Furthermore, we know that pregnant and postpartum women were dying from these causes before the pandemic. A global study revealed that 13-36% of maternal deaths are due to suicide. In 2016, Philadelphia’s maternal mortality review reported that nearly half of pregnancy-associated deaths were due to injuries including homicide, suicide, and drug overdoses. In California, research shows that drug-related and suicide deaths are the second and seventh leading cause of maternal deaths, respectively, constituting 18% of all maternal deaths.
We also know that certain populations are at higher risk for these types of deaths. People living with underlying mental illness are at higher risk for dying from suicide and substance overdose deaths and women experiencing IPV are more likely to have a mental illness. Measures taken to limit the spread of the virus will result in reduced access to and use of care and support for some at-risk populations.
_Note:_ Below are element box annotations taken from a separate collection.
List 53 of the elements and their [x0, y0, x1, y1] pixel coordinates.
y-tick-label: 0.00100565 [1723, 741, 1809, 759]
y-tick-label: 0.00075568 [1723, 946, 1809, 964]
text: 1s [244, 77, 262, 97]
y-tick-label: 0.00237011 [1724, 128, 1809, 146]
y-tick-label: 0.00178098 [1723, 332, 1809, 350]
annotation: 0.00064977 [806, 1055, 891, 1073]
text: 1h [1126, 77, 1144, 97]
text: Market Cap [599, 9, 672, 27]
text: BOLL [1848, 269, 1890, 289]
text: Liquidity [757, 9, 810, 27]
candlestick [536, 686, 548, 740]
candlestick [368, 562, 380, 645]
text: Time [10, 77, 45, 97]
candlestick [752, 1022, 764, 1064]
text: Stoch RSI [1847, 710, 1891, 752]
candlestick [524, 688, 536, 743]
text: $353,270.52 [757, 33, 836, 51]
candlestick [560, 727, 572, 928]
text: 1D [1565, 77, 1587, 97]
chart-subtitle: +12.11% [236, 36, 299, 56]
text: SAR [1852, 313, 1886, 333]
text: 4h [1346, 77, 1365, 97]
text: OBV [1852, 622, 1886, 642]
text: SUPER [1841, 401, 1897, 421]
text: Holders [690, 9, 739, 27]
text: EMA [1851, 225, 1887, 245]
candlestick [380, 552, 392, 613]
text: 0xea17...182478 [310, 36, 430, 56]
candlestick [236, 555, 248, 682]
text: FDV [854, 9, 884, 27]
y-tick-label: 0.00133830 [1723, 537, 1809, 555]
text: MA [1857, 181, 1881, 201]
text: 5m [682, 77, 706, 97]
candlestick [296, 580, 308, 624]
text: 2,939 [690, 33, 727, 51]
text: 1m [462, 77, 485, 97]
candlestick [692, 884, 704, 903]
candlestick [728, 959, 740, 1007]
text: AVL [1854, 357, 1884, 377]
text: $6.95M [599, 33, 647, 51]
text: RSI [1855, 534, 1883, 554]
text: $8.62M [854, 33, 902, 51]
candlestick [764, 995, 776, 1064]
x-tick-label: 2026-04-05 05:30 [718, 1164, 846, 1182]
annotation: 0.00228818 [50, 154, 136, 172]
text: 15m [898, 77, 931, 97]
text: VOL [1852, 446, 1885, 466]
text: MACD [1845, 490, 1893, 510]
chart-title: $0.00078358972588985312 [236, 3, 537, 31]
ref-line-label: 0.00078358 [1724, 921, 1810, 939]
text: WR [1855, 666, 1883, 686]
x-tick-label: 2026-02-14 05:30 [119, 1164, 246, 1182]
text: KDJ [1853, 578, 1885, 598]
In sum, pregnant and postpartum women were already experiencing IPV, suffering from mental illness, and using substances, and COVID-19 will exacerbate these issues.
We call on public health leaders to join the #Blanket Change movement to raise awareness about the urgent health crisis moms and babies are facing in order to ramp up prevention and care and support documentation of these deaths.
Prevention of death due to these causes is possible but requires an effective and efficient health care and social support system. The American College of Obstetricians and Gynecologists provides recommendations for screening for substance use, IPV, and depression. In spite of this, screening appears to be lacking. For example, a recent report by the Centers for Disease Control and Prevention stated that 20% of women were not asked by their health care provider about depression symptoms in the prenatal period and 12.5% were not asked in the postpartum period, with a wide discrepancy in rates depending on where a woman was living. We call on health care providers to improve screening for mental illness, IPV, and substance use to improve the health of moms and babies.
In addition to effective prevention, we call for all states to document the frequency of deaths due to suicide, IPV, and substance overdose through maternal mortality review. Full documentation on a national scale will allow us to develop a better understanding of the reasons that pregnant and postpartum women are dying. Without a comprehensive review, our ability to develop critical recommendations to prevent future deaths will remain inadequate.